Un duo de Flandre orientale rattrape son retard

Parmi les villes-centres, pour lesquelles une moyenne sur cinq ans est utilisée afin de les comparer entre elles, c'est Alost, en Flandre orientale, qui enregistre la plus forte progression. Elle rattrape 3 % sur Anvers, tandis que Saint-Nicolas, également située dans la province, gagne 2 %. La ville centrale la plus chère reste Louvain, où une maison coûte en moyenne 12 % plus cher qu'à Anvers. Gand dépasse Anvers pour la première fois.

Baromètre immobilier ERA
Parmi les villes-centres – pour lesquelles une moyenne sur cinq ans est utilisée afin de les comparer entre elles –, c'est Alost, en Flandre orientale, qui enregistre la plus forte progression

« Alost et Saint-Nicolas ont été sous-estimées pendant un certain temps, il est donc logique qu'elles rattrapent leur retard.

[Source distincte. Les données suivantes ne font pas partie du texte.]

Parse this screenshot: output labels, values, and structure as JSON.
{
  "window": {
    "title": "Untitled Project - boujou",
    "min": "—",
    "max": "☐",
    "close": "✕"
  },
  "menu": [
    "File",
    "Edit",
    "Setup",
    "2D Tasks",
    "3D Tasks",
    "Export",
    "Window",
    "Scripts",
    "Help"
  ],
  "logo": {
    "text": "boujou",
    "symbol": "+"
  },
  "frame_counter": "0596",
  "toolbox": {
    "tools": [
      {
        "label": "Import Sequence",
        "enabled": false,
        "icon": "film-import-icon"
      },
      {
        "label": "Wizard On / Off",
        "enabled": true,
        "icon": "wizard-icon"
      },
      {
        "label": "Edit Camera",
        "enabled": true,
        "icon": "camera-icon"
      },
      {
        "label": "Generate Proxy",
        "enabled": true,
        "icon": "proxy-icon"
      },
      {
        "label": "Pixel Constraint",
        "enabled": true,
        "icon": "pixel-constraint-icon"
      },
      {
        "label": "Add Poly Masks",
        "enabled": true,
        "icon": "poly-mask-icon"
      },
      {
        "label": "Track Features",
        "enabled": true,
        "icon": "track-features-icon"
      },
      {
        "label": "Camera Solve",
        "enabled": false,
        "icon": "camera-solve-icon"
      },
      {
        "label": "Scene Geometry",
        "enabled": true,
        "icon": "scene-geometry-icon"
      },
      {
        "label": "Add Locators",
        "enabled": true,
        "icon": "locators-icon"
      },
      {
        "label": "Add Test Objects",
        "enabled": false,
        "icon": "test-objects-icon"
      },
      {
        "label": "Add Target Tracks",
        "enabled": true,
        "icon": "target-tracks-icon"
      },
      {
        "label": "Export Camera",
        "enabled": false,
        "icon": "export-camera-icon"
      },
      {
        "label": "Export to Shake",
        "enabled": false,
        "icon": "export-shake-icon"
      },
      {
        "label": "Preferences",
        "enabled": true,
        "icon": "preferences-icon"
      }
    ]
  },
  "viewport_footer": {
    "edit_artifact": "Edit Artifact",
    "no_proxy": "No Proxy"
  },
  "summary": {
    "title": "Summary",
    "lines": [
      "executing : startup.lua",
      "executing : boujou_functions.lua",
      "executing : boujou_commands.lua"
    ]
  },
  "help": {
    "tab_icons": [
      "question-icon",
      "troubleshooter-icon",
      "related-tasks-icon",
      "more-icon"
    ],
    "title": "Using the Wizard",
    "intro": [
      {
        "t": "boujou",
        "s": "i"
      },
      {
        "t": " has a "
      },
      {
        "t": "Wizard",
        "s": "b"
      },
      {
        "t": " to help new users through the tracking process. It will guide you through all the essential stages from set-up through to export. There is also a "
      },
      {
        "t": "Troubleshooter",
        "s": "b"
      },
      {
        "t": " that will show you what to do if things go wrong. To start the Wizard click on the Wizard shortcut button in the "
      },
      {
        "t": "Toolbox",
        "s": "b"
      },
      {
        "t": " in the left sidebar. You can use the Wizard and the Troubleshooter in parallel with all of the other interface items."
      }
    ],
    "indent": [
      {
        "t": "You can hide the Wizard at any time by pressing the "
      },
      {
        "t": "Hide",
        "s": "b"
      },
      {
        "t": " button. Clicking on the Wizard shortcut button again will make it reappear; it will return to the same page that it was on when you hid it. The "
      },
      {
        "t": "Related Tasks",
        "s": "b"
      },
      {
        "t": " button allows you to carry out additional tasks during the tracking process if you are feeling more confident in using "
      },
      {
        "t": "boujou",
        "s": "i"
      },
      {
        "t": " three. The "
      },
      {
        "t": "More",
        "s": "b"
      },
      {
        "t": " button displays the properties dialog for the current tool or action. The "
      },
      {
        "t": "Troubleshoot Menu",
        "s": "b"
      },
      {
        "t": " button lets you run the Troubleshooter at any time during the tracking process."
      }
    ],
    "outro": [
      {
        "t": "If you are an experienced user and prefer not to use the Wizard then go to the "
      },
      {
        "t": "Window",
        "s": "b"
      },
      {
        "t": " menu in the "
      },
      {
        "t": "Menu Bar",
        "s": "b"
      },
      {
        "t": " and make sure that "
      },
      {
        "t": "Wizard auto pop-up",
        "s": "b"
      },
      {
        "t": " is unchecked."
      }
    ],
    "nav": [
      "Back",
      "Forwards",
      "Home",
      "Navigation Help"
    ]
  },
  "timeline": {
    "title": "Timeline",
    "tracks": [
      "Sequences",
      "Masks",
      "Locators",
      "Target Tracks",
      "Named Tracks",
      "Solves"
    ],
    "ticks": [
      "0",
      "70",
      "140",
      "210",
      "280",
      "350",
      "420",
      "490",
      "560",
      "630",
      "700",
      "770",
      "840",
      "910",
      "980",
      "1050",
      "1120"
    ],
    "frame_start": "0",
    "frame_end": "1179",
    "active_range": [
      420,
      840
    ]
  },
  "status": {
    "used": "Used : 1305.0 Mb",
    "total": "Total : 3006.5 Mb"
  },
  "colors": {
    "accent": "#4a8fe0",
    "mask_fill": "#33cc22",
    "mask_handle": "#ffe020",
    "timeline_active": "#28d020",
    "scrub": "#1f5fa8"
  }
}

Toutes deux sont situées dans le triangle d'or Anvers-Gand-Bruxelles et sont en outre très accessibles par l'autoroute. Elles disposent également d'une liaison ferroviaire directe avec Gand et Bruxelles ou Gand et Anvers. Louvain et Gand sont plus petites qu'Anvers en termes de superficie. Cela fait grimper les prix moyens, d'autant plus qu'il n'y a plus de quartiers bon marché à Gand. En plus d'être une ville étudiante riche en culture, Gand attire également les entreprises technologiques. Leurs employés ont souvent un bon salaire et souhaitent vivre dans ou à proximité de la ville. Anvers, en revanche, compte également des quartiers chers, mais aussi des quartiers de moindre qualité qui restent relativement abordables. La taille d'Anvers fait que Louvain et Gand sont en moyenne plus chères. » - Johan Krijgsman, PDG d'ERA.